Dopo quasi un anno, in cui il monte dei crediti non onorati è costantemente salito, fino a 200 miliardi, la dialettica serrata e aspra tra le autorità italiane, politiche e tecniche, e la Commissione europea non ha dato luogo al veicolo pubblico- privato per cartolarizzare le sofferenze, né ad altre soluzioni consimili. Oggettivamente, è un tempo troppo lungo perché possa durare ancora. Negli ambienti bancari si riferisce che il Tesoro, che ha portato avanti la trattativa a Bruxelles, entro fine dicembre prenderà comunque una posizione: la versione a contributo pubblico della bad bank – si era provata a coinvolgere la Cdp, per quanto i suoi nuovi vertici fossero poco ispirati dal dossier – sarebbe ormai una possibilità residua. Ma potrebbe accreditarsi una soluzione privata, in cui il capitale viene dagli operatori specializzati e dalle banche stesse più interessate ad apportare sofferenze, a valutazioni di mercato, per poi venderle. Con le garanzie prestate da Cdp o dalla Sace, sempre che si risolva il difficile quesito di prezzarne adeguatamente il costo.

L’OPPOSIZIONE AL BAIL IN 

Un altro fronte di attenzione, per il sistema bancario nazionale, riguarda l’attività di opposizione, legale e della lobby, contro la direttiva sul salvataggio ordinato, in vigore da gennaio. I mugugni sono in corso da tempo, specie da parte dell’Abi che raggruppa la lobby bancaria, contro un contesto europeo vissuto come ostile: sia nei passaggi che hanno portato alla vigilanza unica (leggi stress test e vigilanza Srep 2014) sia per la gestazione della direttiva che spalma su azioni, bond e depositi sopra i 100mila euro il costo prioritario dei salvataggi. A Roma diversi funzionari ritengono che il provvedimento varato a giugno a Bruxelles possa violare il principio della non retroattività delle norme, perché espone a nuovi rischi i contratti pattuiti nel passato da obbligazionisti e correntisti degli istituti che salteranno dal 2016. A Vienna, in luglio, la Corte costituzionale ha respinto un tentativo del governo di far pagare ai creditori subordinati il crac di Hypo Alpe Adria.
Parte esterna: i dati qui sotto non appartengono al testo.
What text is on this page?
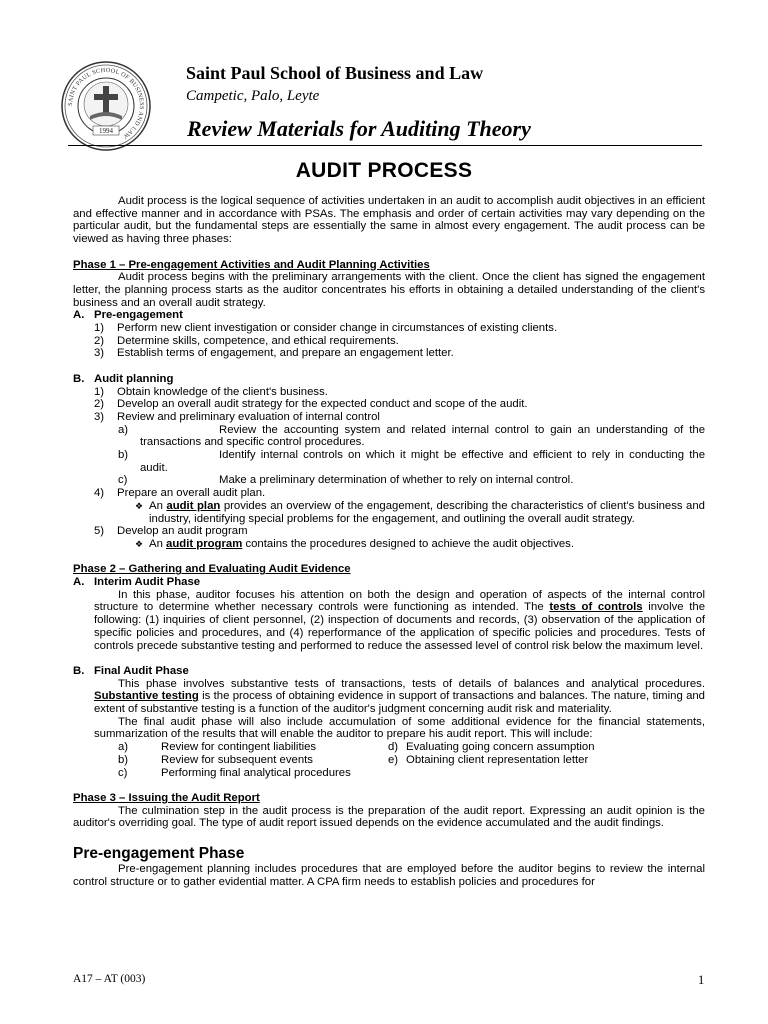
SAINT PAUL SCHOOL OF BUSINESS AND LAW
1994
Saint Paul School of Business and Law
Campetic, Palo, Leyte
Review Materials for Auditing Theory
AUDIT PROCESS

Audit process is the logical sequence of activities undertaken in an audit to accomplish audit objectives in an efficient and effective manner and in accordance with PSAs. The emphasis and order of certain activities may vary depending on the particular audit, but the fundamental steps are essentially the same in almost every engagement. The audit process can be viewed as having three phases:

Phase 1 – Pre-engagement Activities and Audit Planning Activities

Audit process begins with the preliminary arrangements with the client. Once the client has signed the engagement letter, the planning process starts as the auditor concentrates his efforts in obtaining a detailed understanding of the client's business and an overall audit strategy.

A. Pre-engagement
1)	Perform new client investigation or consider change in circumstances of existing clients.
2)	Determine skills, competence, and ethical requirements.
3)	Establish terms of engagement, and prepare an engagement letter.
B. Audit planning
1)	Obtain knowledge of the client's business.
2)	Develop an overall audit strategy for the expected conduct and scope of the audit.
3)	Review and preliminary evaluation of internal control
a)	Review the accounting system and related internal control to gain an understanding of the transactions and specific control procedures.
b)	Identify internal controls on which it might be effective and efficient to rely in conducting the audit.
c)	Make a preliminary determination of whether to rely on internal control.
4)	Prepare an overall audit plan.
❖ An audit plan provides an overview of the engagement, describing the characteristics of client's business and industry, identifying special problems for the engagement, and outlining the overall audit strategy.
5)	Develop an audit program
❖ An audit program contains the procedures designed to achieve the audit objectives.
Phase 2 – Gathering and Evaluating Audit Evidence
A. Interim Audit Phase

In this phase, auditor focuses his attention on both the design and operation of aspects of the internal control structure to determine whether necessary controls were functioning as intended. The tests of controls involve the following: (1) inquiries of client personnel, (2) inspection of documents and records, (3) observation of the application of specific policies and procedures, and (4) reperformance of the application of specific policies and procedures. Tests of controls precede substantive testing and performed to reduce the assessed level of control risk below the maximum level.

B. Final Audit Phase

This phase involves substantive tests of transactions, tests of details of balances and analytical procedures. Substantive testing is the process of obtaining evidence in support of transactions and balances. The nature, timing and extent of substantive testing is a function of the auditor's judgment concerning audit risk and materiality.

The final audit phase will also include accumulation of some additional evidence for the financial statements, summarization of the results that will enable the auditor to prepare his audit report. This will include:

a)	Review for contingent liabilities	d) Evaluating going concern assumption
b)	Review for subsequent events	e) Obtaining client representation letter
c)	Performing final analytical procedures
Phase 3 – Issuing the Audit Report

The culmination step in the audit process is the preparation of the audit report. Expressing an audit opinion is the auditor's overriding goal. The type of audit report issued depends on the evidence accumulated and the audit findings.

Pre-engagement Phase

Pre-engagement planning includes procedures that are employed before the auditor begins to review the internal control structure or to gather evidential matter. A CPA firm needs to establish policies and procedures for

A17 – AT (003)	1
La tesi dei giudici austriaci è che quel salasso avrebbe violato la Costituzione, rendendo nulle le garanzie offerte agli obbligazionisti dal governo della Carinzia. Soprattutto, la Corte ha chiesto di abrogare la norma pioniera del bail in introdotta nel 2014 dal ministro delle finanze. Potrebbe essere un precedente per l’Abi, o per tutti gli investitori che si sentissero bistrattati dalle novità normative.